Investment Returns Improve
The sales market in Central London is poised for a further period of stalemate with cautious buyers and owners unwilling to reduce prices. The supply-side shortage will persist for the foreseeable future, exacerbated by extended conveyancing periods, fire safety requirements and the lack of new construction in Central London. This will continue to support the recent trend of a low volume market.
On the demand side, confidence will continue to improve as interest rates settle and inflation falls back to more manageable levels, both of which we expect to happen this year. Prices fell by an average of 2% in the first half of 2023 across Midtown, City and East London which is in line with expectations that we published in December 2022.
Banks which have already tightened lending criteria this year will continue to favour low loan-to-value lending in the current economic climate. Cash-rich buyers, including first-time buyers who have saved large deposits in recent years will continue to take advantage of the opportunity to buy with less competition.
Fire safety legislation will however continue to dog our markets for the next decade. Six years on from Grenfell, progress on remedial works is slow and many landlords are prevented from selling until works are completed and paid for. Even then, compliance with the Building Safety Act, causes long delays in conveyancing. Buyers and sellers should allow 4 to 6 months for sales to be concluded from the point that a sale is agreed.
New construction activity will continue to be severely impeded by high construction and borrowing costs and the impact on viability of new requirements such a mandatory second staircase in any building over 30 metres high – which both reduces saleable floorspace and increases building costs.
Most data now points to a hybrid working model where people are in the office three days a week. That looks like the new norm. The rise of AI, which burst into the headlines this year, will undoubtedly threaten white collar jobs in the decade to come and the prospect of that should encourage a greater return to the physical office for those keen to prove the benefits of human contact.
London prices remain attractive for overseas buyers – particularly those with dollar denominated currencies – and housebuilders with stock to sell will continue to promote schemes overseas while the domestic market is slow.
We expect rents to increase in Q3 and then settle back to their current levels by the end of the year. Demand will be driven by students including overseas students who are often prepared to pay 6-9 months’ rent in advance to secure long term accommodation.
Renters who have renewed tenancies for 2 or even 3 years at discounts to the market rent, will find their landlords now expecting to raise rents closer to market values given the punishing service charges and higher mortgage rates many landlords are facing. While some renters will be willing or able to absorb market rents, some of those who moved into these areas when rents were low during Covid, will return to lower value areas, others will make a move onto the housing ladder.
However, the supply of rental accommodation will remain tight as some landlords sold properties, reoccupied them, or reverted to short term rentals.
The gross yield for an average one bed apartment now at 5.8% is still proving insufficient to attract buy to let investors back to the market.

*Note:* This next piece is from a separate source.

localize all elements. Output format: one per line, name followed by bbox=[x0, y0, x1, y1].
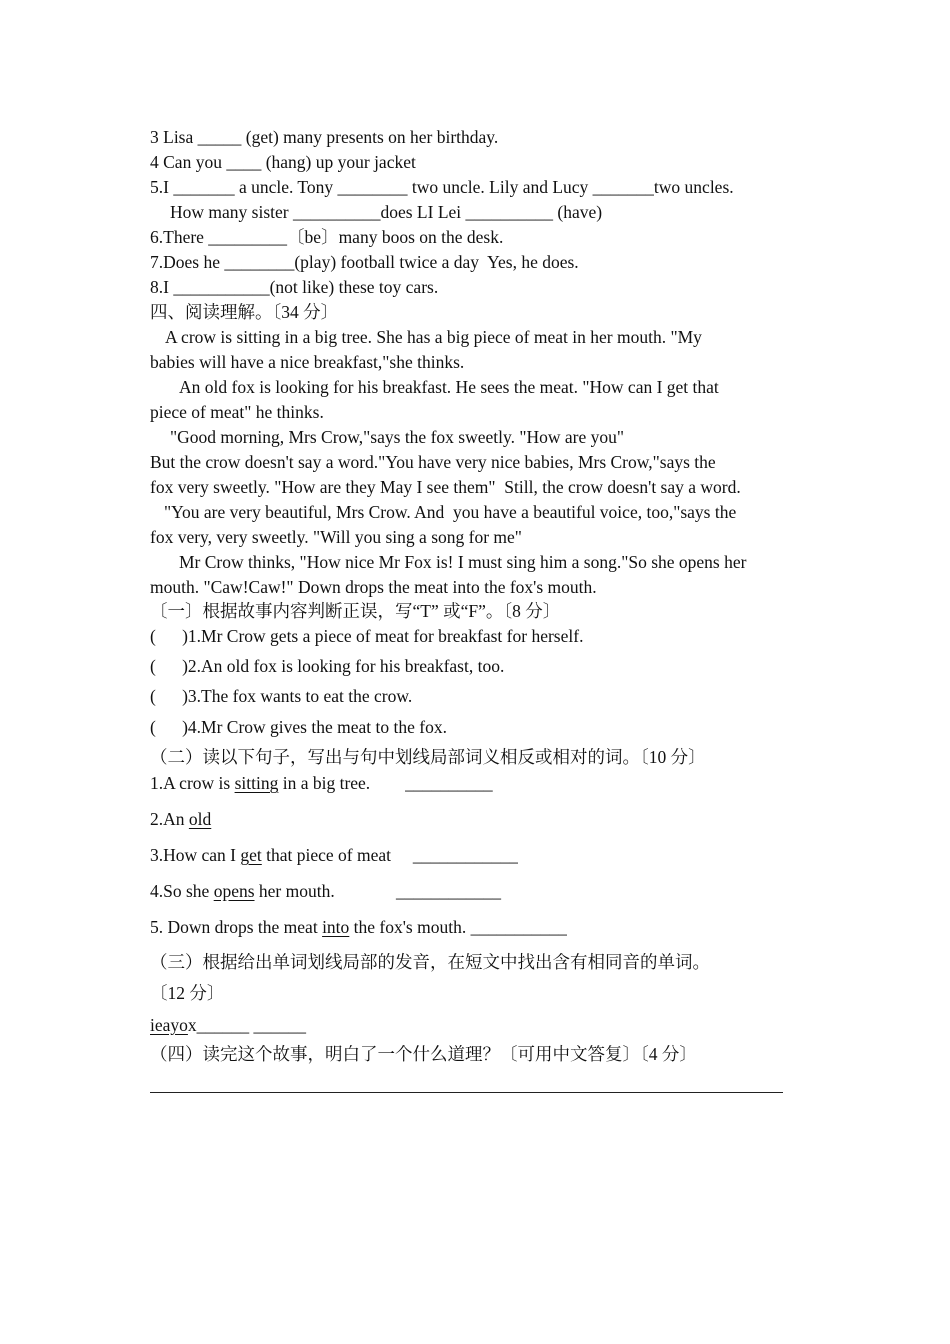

The Renters Reform Bill is unlikely to encourage more landlords to enter the market.
The vicious circle of cost of living inflation leading to wage inflation leading to interest rate rises seems to be becoming entrenched in the economy, which means we must wait until 2024 for interest rates to fall. Many employers are struggling to recruit and so further wage inflation looks inevitable. Wage inflation will underpin rental growth and ensure that for rental markets at least, our markets are on pretty solid foundations.
Development has been curtailed by the increase in construction and borrowing costs and we do not expect to see much new construction for the rest of this year or next. The most likely source of new supply will be vacant office space but there are planning hurdles and we do not expect any change of use to materialise in the next 12 months.
The biggest cause of concern in our markets remains the fire safety regulations which have unintended consequences that create new supply for the rental market as owners are prevented from selling and choose to become landlords instead.
Given the turmoil in current politics, an early election in May 2024, while unlikely, is still a possibility. Looking further ahead, we expect the traditional post-election wave of confidence to trigger a bounce-back in sales numbers in the city with the potential to deliver price growth after 10 years of no growth.
The property market has for now to weather the headwinds of higher interest rates but enters the second half of the year in much better shape than economists had predicted at the end of last year. This picture is supported by a shortage of homes for sales or rental.